Saturday, February 4, 2012

Oooo Look! It's Flashing!

It's been a while since I took Driver's Ed (something like 20 years). It's been less time since I took traffic school (probably somewhere around 8 years).  It's only been about 2 years since I took a 2-month course in commercial driving. And in all of those educative experiences we learned about signs and rules and what specific colors on the street lights meant.  We learned how to treat a four-way stop, and as such learned that the meaning of "Right-of-Way" actually meant that in a tie, the person to the right had the right to go first.

We learned, back then, how to treat a street light that was out or obviously malfunctioning. We learned that a red arrow meant "Don't turn." If it was pointing left, it meant don't turn left. If pointing right, it meant "Don't turn right - even if the guy behind you is honking (you'll get the ticket if you run it, not him, so let him honk)."

We learned that green means go, red means stop, and yellow means (ha ha) go faster or - more responsibly - use caution.

What I never learned, and surprisingly not I nor anybody I've asked, has been summoned to a Driver's Ed refresher course to teach us how to deal with the following changes - despite how useful such refreshers would be in the evolving urban nightmare that UDOT (I include city planners and whoever else it is that blows our tax dollars on experiments) has begun forcing on the Salt Lake Valley.


  • Continuous Flow Intersections (CFIs) - so named to mislead the people with the money into forking out large enough sums to pay for the destruction of corner homes and businesses, while simultaneously providing months and years of construction work (ie. traffic congestion, narrowed lanes, construction zone speed limits, etc.) and ensuring years of confusion amongst out-of-towners, elderly drivers, and people who just plain missed the "on-ramp" light for their left turn a quarter-mile down the road.  Another benefit provided by CFIs is the renovated "No Right Turn" light (a bright white outline of an arrow with an impressive red circle and line crossing through it) - a red right-turn arrow isn't enough, even UDOT agreed, to ensure people no longer try to turn right at an intersection. So now you can't turn right on a red, and you get to wait for your left turn from further away.  There is probably some benefit somewhere, but methinks it's mostly a benefit to somebody writing off something somewhere, or padding their resume with "I conceived of the plan to rebuild the entire traffic-system in the Salt Lake Valley, and successfully convinced them to do it."
  • Mostly the above.
  • And third, Flashing Yellow Left-Turn Arrows.
That's right. We have flashing yellow left-turn arrows peppered around the valley.  Why, you ask? Let me tell you why!  So that we know to use caution when turning left at an intersection!

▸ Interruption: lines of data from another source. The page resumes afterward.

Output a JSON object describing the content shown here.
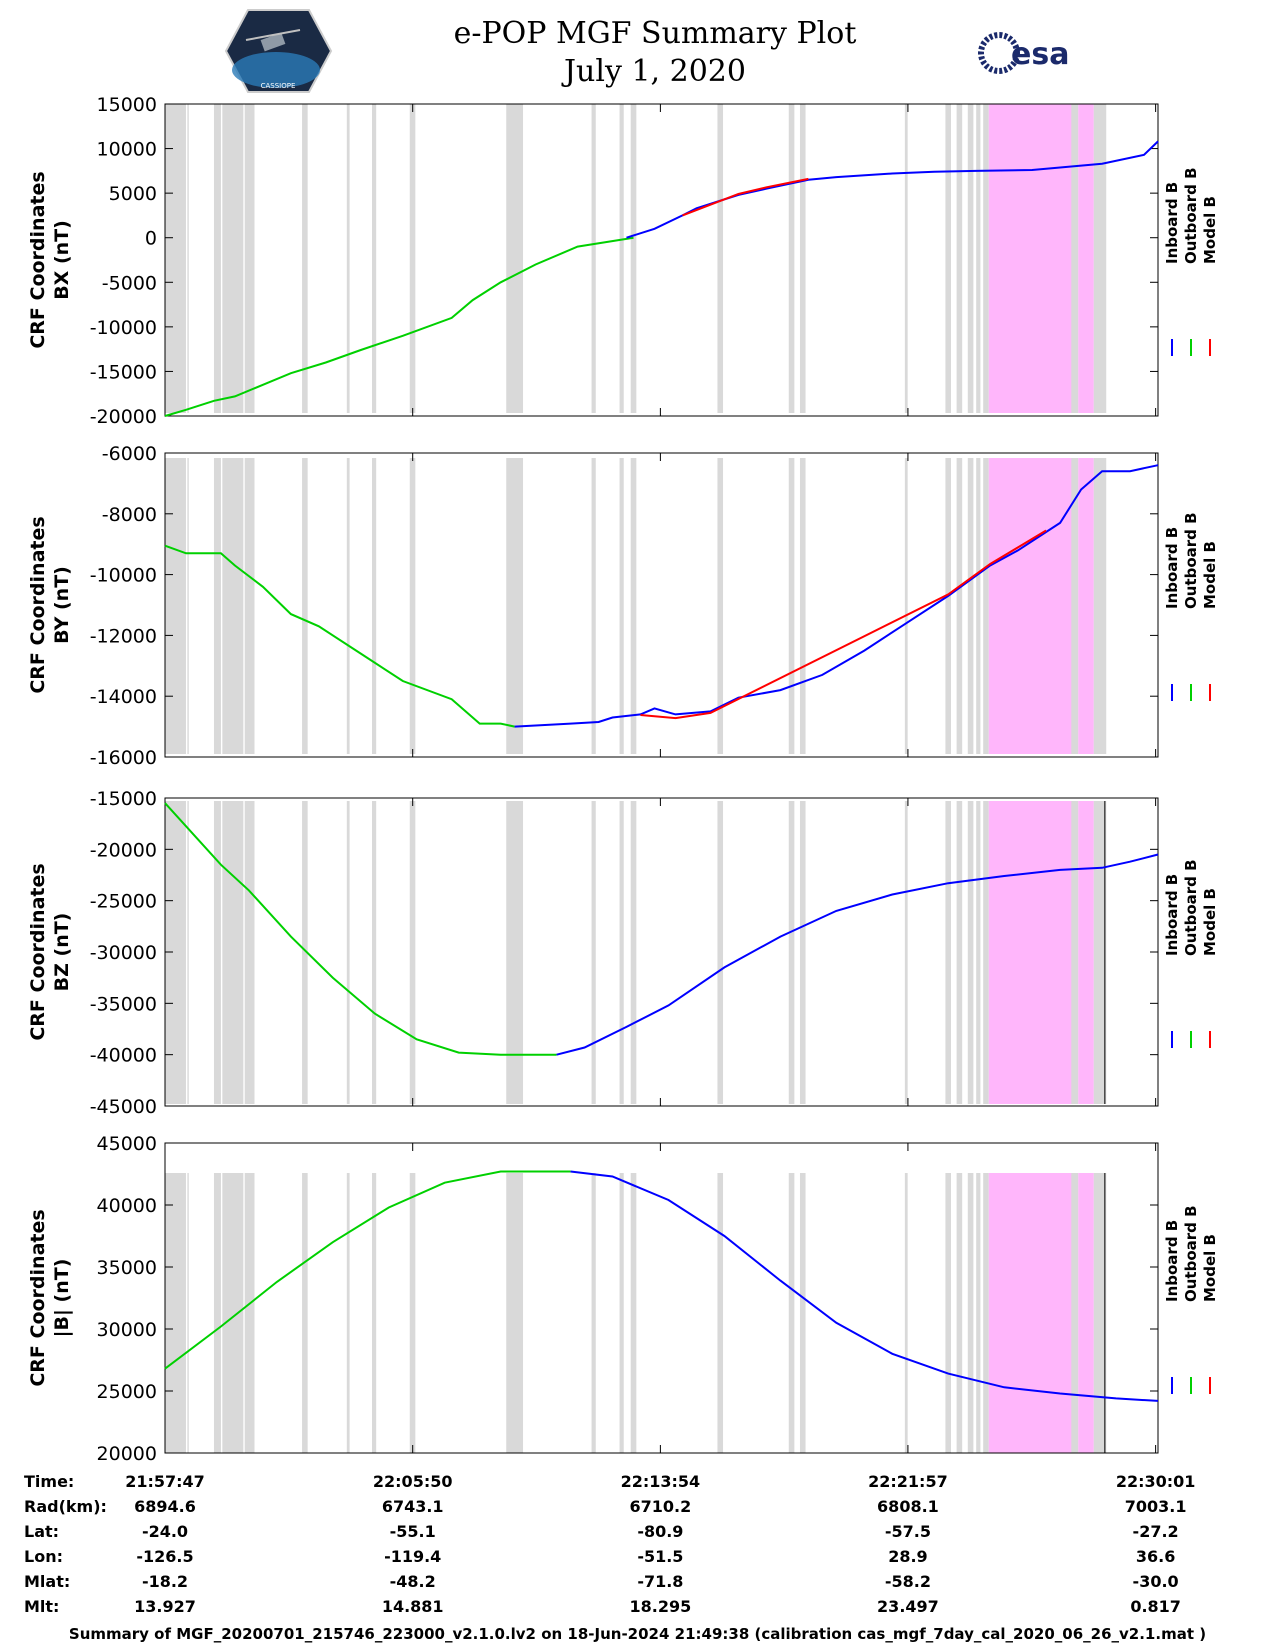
{
  "header": {
    "title": "e-POP MGF Summary Plot",
    "date": "July 1, 2020",
    "left_logo_text": "CASSIOPE",
    "right_logo_text": "esa"
  },
  "colors": {
    "inboard": "#0000ff",
    "outboard": "#00d000",
    "model": "#ff0000",
    "gap_shade": "#d9d9d9",
    "pink_shade": "#ffb6fb"
  },
  "chart_data": [
    {
      "type": "line",
      "ylabel_line1": "CRF Coordinates",
      "ylabel_line2": "BX (nT)",
      "ylim": [
        -20000,
        15000
      ],
      "yticks": [
        "15000",
        "10000",
        "5000",
        "0",
        "-5000",
        "-10000",
        "-15000",
        "-20000"
      ],
      "legend": [
        "Inboard B",
        "Outboard B",
        "Model B"
      ],
      "series": [
        {
          "name": "Outboard B",
          "x": [
            0,
            1.5,
            3.5,
            5,
            7,
            9,
            11.5,
            14,
            17,
            20.5,
            22,
            24,
            26.5,
            29.5,
            33.5
          ],
          "y": [
            -20000,
            -19300,
            -18300,
            -17800,
            -16500,
            -15200,
            -14000,
            -12600,
            -11000,
            -9000,
            -7000,
            -5000,
            -3000,
            -1000,
            0
          ]
        },
        {
          "name": "Inboard B",
          "x": [
            33,
            35,
            37,
            38,
            41,
            43,
            46,
            48,
            52,
            55,
            58,
            62,
            67,
            70,
            71
          ],
          "y": [
            0,
            1000,
            2500,
            3300,
            4800,
            5500,
            6500,
            6800,
            7200,
            7400,
            7500,
            7600,
            8300,
            9300,
            10800
          ]
        },
        {
          "name": "Model B",
          "x": [
            37,
            41,
            43,
            46
          ],
          "y": [
            2500,
            4900,
            5650,
            6600
          ]
        }
      ]
    },
    {
      "type": "line",
      "ylabel_line1": "CRF Coordinates",
      "ylabel_line2": "BY (nT)",
      "ylim": [
        -16000,
        -6000
      ],
      "yticks": [
        "-6000",
        "-8000",
        "-10000",
        "-12000",
        "-14000",
        "-16000"
      ],
      "legend": [
        "Inboard B",
        "Outboard B",
        "Model B"
      ],
      "series": [
        {
          "name": "Outboard B",
          "x": [
            0,
            1.5,
            4,
            5,
            7,
            9,
            11,
            14,
            17,
            20.5,
            22.5,
            24,
            25
          ],
          "y": [
            -9050,
            -9300,
            -9300,
            -9700,
            -10400,
            -11300,
            -11700,
            -12600,
            -13500,
            -14100,
            -14900,
            -14900,
            -15000
          ]
        },
        {
          "name": "Inboard B",
          "x": [
            25,
            27,
            29,
            31,
            32,
            34,
            35,
            36.5,
            39,
            41,
            44,
            47,
            50,
            53,
            56,
            59,
            61,
            63,
            64,
            65.5,
            67,
            69,
            71
          ],
          "y": [
            -15000,
            -14950,
            -14900,
            -14850,
            -14700,
            -14600,
            -14400,
            -14600,
            -14500,
            -14050,
            -13800,
            -13300,
            -12500,
            -11600,
            -10700,
            -9700,
            -9200,
            -8600,
            -8300,
            -7200,
            -6600,
            -6600,
            -6400
          ]
        },
        {
          "name": "Model B",
          "x": [
            34,
            36.5,
            39,
            56,
            59,
            63
          ],
          "y": [
            -14620,
            -14720,
            -14550,
            -10650,
            -9650,
            -8550
          ]
        }
      ]
    },
    {
      "type": "line",
      "ylabel_line1": "CRF Coordinates",
      "ylabel_line2": "BZ (nT)",
      "ylim": [
        -45000,
        -15000
      ],
      "yticks": [
        "-15000",
        "-20000",
        "-25000",
        "-30000",
        "-35000",
        "-40000",
        "-45000"
      ],
      "legend": [
        "Inboard B",
        "Outboard B",
        "Model B"
      ],
      "series": [
        {
          "name": "Outboard B",
          "x": [
            0,
            2,
            4,
            6,
            9,
            12,
            15,
            18,
            21,
            24,
            27,
            28
          ],
          "y": [
            -15500,
            -18500,
            -21500,
            -24000,
            -28500,
            -32500,
            -36000,
            -38500,
            -39800,
            -40000,
            -40000,
            -40000
          ]
        },
        {
          "name": "Inboard B",
          "x": [
            28,
            30,
            33,
            36,
            40,
            44,
            48,
            52,
            56,
            60,
            64,
            67,
            69,
            71
          ],
          "y": [
            -40000,
            -39300,
            -37300,
            -35200,
            -31500,
            -28500,
            -26000,
            -24400,
            -23300,
            -22600,
            -22000,
            -21800,
            -21200,
            -20500
          ]
        }
      ]
    },
    {
      "type": "line",
      "ylabel_line1": "CRF Coordinates",
      "ylabel_line2": "|B| (nT)",
      "ylim": [
        20000,
        45000
      ],
      "yticks": [
        "45000",
        "40000",
        "35000",
        "30000",
        "25000",
        "20000"
      ],
      "legend": [
        "Inboard B",
        "Outboard B",
        "Model B"
      ],
      "series": [
        {
          "name": "Outboard B",
          "x": [
            0,
            4,
            8,
            12,
            16,
            20,
            24,
            27,
            29
          ],
          "y": [
            26800,
            30200,
            33800,
            37000,
            39800,
            41800,
            42700,
            42700,
            42700
          ]
        },
        {
          "name": "Inboard B",
          "x": [
            29,
            32,
            36,
            40,
            44,
            48,
            52,
            56,
            60,
            64,
            68,
            71
          ],
          "y": [
            42700,
            42300,
            40400,
            37500,
            33900,
            30500,
            28000,
            26400,
            25300,
            24800,
            24400,
            24200
          ]
        }
      ]
    }
  ],
  "x_axis": {
    "range_minutes": [
      0,
      71
    ],
    "tick_positions": [
      0,
      17.71,
      35.42,
      53.12,
      70.83
    ]
  },
  "table": {
    "row_labels": [
      "Time:",
      "Rad(km):",
      "Lat:",
      "Lon:",
      "Mlat:",
      "Mlt:"
    ],
    "columns": [
      [
        "21:57:47",
        "6894.6",
        "-24.0",
        "-126.5",
        "-18.2",
        "13.927"
      ],
      [
        "22:05:50",
        "6743.1",
        "-55.1",
        "-119.4",
        "-48.2",
        "14.881"
      ],
      [
        "22:13:54",
        "6710.2",
        "-80.9",
        "-51.5",
        "-71.8",
        "18.295"
      ],
      [
        "22:21:57",
        "6808.1",
        "-57.5",
        "28.9",
        "-58.2",
        "23.497"
      ],
      [
        "22:30:01",
        "7003.1",
        "-27.2",
        "36.6",
        "-30.0",
        "0.817"
      ]
    ]
  },
  "gaps": {
    "gray": [
      [
        0,
        1.5
      ],
      [
        1.6,
        1.7
      ],
      [
        3.5,
        4
      ],
      [
        4.1,
        5.6
      ],
      [
        5.7,
        6.4
      ],
      [
        9.8,
        10.2
      ],
      [
        13,
        13.2
      ],
      [
        14.8,
        15.1
      ],
      [
        17.5,
        17.9
      ],
      [
        24.4,
        25.6
      ],
      [
        30.5,
        30.8
      ],
      [
        32.5,
        32.8
      ],
      [
        33.3,
        33.7
      ],
      [
        39.5,
        39.9
      ],
      [
        44.6,
        45
      ],
      [
        45.4,
        45.8
      ],
      [
        52.9,
        53.1
      ],
      [
        55.8,
        56.2
      ],
      [
        56.6,
        57
      ],
      [
        57.4,
        57.8
      ],
      [
        58,
        58.3
      ],
      [
        58.5,
        58.9
      ],
      [
        64,
        64.3
      ],
      [
        64.6,
        65.3
      ],
      [
        66.4,
        67.3
      ]
    ],
    "pink": [
      [
        58.9,
        64.8
      ],
      [
        65.3,
        66.4
      ]
    ]
  },
  "footer": "Summary of MGF_20200701_215746_223000_v2.1.0.lv2 on 18-Jun-2024 21:49:38 (calibration cas_mgf_7day_cal_2020_06_26_v2.1.mat )"
}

As I typed the above, I realized that there is more to it than that - obviously everybody knows that you have to use caution before turning left on a solid green light. In fact that is why I started this rant. I was kind of annoyed that they were changing perfectly good, working solid greens with flashing yellows that didn't change anything about how you turn left. 

But now I get it. Let me share my epiphany.

You see, the planners are so dead-set on converting every intersection in Utah into an arterial joke, that they are concerned people will forget how to safely wait for an opening in on-coming traffic before turning left at the few intersections they can't convert.  We're to become so familiar with the Crazy Flow Intersections, and their magical ability to let through-traffic flow at the same time that left-turners are making their turns, that we will eventually think a solid green light always means "go for it!!"

We really are a stupid breed, I guess. Good thing the smarty-pants in charge are ahead of the curve and compassionate enough to look out for the rest of us tards. Phew! I guess I should just relax,  stare contentedly at the flashing yellow light, and hope for an opening before the drool spills down my shirt.